Oil prices declined for the fourth consecutive day on Monday amid expectations that a Russia-Ukraine peace deal could ease sanctions disrupting supply flows. Additionally, concerns over global trade wars slowing economic growth and weakening energy demand also pressured prices.
Brent crude futures dropped 20 cents, or 0.2%, to $74.59 per barrel by 0112 GMT. Brent has fallen 3.1% over the past four sessions following U.S. President Donald Trump’s announcement that his administration had begun discussions with Russia to end the war in Ukraine.
U.S. West Texas Intermediate (WTI) crude fell 23 cents, or 0.3%, to $70.51 per barrel. WTI has declined 3.8% in the past four sessions and earlier on Monday hit a low of $70.12, its weakest level since December 30.
On Sunday, President Trump stated that he believed he could meet Russian President Vladimir Putin “very soon” to discuss ending the war in Ukraine.
His remarks come as the U.S. and Russia prepare for initial talks in Saudi Arabia in the coming days.
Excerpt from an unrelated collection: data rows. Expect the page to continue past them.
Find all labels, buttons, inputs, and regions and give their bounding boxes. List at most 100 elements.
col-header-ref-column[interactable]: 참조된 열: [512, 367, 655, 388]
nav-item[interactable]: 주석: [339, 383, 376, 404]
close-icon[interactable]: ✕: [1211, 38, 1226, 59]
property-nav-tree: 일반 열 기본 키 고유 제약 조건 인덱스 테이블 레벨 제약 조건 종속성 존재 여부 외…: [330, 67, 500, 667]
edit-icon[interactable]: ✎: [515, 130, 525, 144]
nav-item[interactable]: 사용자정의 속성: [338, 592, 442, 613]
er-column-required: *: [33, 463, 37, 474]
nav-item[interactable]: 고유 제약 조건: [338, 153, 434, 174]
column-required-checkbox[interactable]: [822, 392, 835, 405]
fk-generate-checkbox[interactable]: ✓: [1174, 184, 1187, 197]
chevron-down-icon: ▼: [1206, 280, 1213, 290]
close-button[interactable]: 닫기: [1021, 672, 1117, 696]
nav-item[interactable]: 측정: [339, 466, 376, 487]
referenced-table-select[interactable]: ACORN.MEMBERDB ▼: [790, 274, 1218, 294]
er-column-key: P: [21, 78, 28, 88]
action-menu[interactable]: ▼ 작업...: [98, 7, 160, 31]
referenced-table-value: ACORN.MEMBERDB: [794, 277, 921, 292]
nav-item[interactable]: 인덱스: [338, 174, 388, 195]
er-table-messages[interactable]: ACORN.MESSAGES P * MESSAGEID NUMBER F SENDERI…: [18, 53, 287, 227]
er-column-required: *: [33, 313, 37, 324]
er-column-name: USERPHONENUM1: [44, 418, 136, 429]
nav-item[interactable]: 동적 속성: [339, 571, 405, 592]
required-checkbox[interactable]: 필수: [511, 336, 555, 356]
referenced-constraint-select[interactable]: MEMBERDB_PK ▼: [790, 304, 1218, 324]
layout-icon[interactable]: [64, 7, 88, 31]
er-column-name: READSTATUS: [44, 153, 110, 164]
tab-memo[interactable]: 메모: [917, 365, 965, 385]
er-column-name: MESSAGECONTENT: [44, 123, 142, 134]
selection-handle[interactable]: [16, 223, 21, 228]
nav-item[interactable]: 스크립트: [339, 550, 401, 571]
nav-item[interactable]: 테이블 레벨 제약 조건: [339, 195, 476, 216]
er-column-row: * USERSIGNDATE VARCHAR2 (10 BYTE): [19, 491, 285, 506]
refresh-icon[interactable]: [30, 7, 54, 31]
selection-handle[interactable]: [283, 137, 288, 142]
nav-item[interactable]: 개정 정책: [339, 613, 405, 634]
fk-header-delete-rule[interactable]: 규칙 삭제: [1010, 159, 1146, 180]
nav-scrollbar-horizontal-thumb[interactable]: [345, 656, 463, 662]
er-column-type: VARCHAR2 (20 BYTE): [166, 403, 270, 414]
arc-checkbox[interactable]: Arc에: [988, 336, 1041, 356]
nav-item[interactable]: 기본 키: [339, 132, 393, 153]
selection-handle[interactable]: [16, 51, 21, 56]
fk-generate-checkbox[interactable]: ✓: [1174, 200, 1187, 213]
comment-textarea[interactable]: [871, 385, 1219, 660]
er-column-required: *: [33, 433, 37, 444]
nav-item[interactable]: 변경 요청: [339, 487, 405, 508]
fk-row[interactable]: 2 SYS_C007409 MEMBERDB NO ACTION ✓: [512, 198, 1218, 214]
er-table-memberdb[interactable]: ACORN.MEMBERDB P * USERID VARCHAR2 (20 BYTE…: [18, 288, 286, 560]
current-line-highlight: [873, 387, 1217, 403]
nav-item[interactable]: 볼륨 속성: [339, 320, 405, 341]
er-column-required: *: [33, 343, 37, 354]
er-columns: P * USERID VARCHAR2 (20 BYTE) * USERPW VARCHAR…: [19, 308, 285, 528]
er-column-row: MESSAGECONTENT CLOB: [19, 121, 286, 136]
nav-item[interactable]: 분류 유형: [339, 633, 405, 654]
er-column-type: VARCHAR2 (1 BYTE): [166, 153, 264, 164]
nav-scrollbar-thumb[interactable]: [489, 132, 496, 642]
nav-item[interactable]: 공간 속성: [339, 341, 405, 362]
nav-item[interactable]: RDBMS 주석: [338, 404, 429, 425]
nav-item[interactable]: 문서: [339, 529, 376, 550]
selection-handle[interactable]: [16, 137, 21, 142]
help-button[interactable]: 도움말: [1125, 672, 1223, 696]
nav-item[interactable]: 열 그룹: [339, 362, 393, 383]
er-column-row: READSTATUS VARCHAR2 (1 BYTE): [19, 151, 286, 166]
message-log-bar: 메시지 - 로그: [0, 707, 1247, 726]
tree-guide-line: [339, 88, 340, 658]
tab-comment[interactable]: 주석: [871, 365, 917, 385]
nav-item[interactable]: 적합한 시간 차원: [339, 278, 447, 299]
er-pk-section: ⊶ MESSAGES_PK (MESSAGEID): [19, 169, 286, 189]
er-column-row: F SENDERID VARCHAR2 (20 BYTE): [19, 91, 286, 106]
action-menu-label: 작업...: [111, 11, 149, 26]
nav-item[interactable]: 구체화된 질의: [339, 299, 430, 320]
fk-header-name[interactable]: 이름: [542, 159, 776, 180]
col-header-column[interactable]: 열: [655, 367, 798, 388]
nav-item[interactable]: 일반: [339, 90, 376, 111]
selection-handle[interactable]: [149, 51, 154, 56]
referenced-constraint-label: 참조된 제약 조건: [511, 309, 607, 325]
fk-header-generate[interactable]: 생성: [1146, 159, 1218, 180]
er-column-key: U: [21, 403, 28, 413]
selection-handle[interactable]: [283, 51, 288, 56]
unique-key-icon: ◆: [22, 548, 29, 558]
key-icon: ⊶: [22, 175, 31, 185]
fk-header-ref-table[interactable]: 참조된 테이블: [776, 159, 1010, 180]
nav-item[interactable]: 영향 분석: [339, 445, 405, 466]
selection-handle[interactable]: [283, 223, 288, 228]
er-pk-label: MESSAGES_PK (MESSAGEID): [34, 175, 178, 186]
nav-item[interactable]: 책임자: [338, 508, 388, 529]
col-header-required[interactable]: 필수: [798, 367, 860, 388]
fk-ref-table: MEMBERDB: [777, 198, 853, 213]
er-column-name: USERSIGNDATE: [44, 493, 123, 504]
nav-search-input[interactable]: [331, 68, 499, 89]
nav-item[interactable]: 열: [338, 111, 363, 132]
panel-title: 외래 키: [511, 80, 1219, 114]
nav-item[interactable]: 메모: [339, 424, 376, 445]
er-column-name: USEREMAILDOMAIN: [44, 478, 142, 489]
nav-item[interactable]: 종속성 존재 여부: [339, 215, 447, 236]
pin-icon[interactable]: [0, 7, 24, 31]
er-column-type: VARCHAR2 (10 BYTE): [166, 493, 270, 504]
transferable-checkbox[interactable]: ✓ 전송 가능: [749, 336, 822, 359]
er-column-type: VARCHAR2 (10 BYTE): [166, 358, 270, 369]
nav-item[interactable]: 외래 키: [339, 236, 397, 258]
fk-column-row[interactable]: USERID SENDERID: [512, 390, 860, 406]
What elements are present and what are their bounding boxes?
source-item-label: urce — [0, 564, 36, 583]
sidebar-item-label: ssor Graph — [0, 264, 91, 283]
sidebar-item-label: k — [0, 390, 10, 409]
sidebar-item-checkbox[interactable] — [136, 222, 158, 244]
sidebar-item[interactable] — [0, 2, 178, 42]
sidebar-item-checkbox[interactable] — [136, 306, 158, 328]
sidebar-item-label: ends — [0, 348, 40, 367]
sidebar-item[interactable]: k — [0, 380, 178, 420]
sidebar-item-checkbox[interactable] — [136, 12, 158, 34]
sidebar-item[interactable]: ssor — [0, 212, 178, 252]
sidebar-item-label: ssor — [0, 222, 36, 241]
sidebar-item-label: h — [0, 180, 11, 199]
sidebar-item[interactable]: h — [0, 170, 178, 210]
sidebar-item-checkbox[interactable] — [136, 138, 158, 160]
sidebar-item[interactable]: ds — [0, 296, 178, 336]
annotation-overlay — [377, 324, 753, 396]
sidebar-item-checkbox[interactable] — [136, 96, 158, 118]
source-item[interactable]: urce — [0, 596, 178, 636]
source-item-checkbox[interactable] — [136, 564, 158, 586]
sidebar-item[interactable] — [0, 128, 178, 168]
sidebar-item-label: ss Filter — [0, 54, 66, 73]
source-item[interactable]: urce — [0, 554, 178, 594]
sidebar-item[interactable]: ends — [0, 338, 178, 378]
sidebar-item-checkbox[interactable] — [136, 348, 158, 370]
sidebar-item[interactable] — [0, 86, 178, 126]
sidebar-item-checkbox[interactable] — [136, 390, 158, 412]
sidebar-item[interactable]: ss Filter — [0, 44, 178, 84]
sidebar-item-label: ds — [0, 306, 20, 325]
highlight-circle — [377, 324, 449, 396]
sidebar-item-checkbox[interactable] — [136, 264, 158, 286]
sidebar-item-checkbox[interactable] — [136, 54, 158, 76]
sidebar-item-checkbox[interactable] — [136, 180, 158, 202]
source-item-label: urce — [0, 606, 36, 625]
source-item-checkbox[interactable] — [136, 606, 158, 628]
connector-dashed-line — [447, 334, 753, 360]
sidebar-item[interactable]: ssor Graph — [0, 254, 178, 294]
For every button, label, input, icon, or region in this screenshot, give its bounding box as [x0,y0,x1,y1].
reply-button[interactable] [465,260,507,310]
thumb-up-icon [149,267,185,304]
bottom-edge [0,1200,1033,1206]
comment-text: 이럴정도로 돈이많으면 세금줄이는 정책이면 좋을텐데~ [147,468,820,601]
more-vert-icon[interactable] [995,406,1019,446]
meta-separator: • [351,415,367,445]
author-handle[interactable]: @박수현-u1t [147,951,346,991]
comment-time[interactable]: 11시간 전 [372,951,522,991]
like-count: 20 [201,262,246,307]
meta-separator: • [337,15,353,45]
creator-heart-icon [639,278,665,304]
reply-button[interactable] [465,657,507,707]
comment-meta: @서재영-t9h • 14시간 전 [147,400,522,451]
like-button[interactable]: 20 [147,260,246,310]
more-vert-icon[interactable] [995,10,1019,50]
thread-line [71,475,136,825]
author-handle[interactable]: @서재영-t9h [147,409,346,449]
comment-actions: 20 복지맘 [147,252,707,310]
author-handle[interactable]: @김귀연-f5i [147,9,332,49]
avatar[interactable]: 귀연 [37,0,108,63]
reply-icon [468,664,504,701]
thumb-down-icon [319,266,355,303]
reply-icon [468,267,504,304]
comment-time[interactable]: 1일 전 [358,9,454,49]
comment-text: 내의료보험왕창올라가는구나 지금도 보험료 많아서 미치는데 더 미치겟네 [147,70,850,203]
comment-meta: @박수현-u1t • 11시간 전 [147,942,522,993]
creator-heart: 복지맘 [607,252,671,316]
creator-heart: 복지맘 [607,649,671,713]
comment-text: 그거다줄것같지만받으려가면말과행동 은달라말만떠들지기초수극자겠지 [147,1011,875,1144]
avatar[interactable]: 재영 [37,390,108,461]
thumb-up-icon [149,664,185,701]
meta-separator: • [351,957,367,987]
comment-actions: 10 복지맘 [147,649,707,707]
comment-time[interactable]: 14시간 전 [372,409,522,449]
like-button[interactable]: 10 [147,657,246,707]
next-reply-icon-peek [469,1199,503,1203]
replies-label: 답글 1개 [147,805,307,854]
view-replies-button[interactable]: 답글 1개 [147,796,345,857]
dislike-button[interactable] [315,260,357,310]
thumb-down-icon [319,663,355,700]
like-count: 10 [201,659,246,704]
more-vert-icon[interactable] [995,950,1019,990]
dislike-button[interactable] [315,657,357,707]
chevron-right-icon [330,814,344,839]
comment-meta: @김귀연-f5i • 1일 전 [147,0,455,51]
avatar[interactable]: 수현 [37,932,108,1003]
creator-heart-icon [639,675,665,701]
U.S. Secretary of State Marco Rubio also emphasized that Ukraine and Europe would be included in any “real negotiations” to end Moscow’s war, adding that this week’s U.S.-Russia talks would gauge how serious Putin is about achieving peace.
“Markets are declining due to the prospect of a Russia-Ukraine ceasefire and potential sanction relief on Moscow,” said Hiroyuki Kikukawa, president of NS Trading, a unit of Nissan Securities.
“Concerns over an economic slowdown from trade wars, triggered by Trump’s actions, are also weighing on prices,” he said, predicting WTI to fluctuate between $66 and $76, as further declines in oil prices could curb U.S. production.
Sanctions imposed by the U.S. and European Union on Russian oil exports have restricted shipments and disrupted seaborne supply flows. If a peace deal is reached and sanctions are lifted, global energy supplies are expected to rise.
The risk of a global trade war is also putting downward pressure on prices. Last week, Trump ordered commerce and economic officials to study reciprocal tariffs against countries imposing tariffs on U.S. goods, with recommendations due by April 1.
Meanwhile, U.S. energy firms have increased oil and gas rigs for the third consecutive week, marking the first such rise since December 2023.
According to energy services firm Baker Hughes, the oil and gas rig count, a key indicator of future output, increased by two to 588 in the week ending February 14.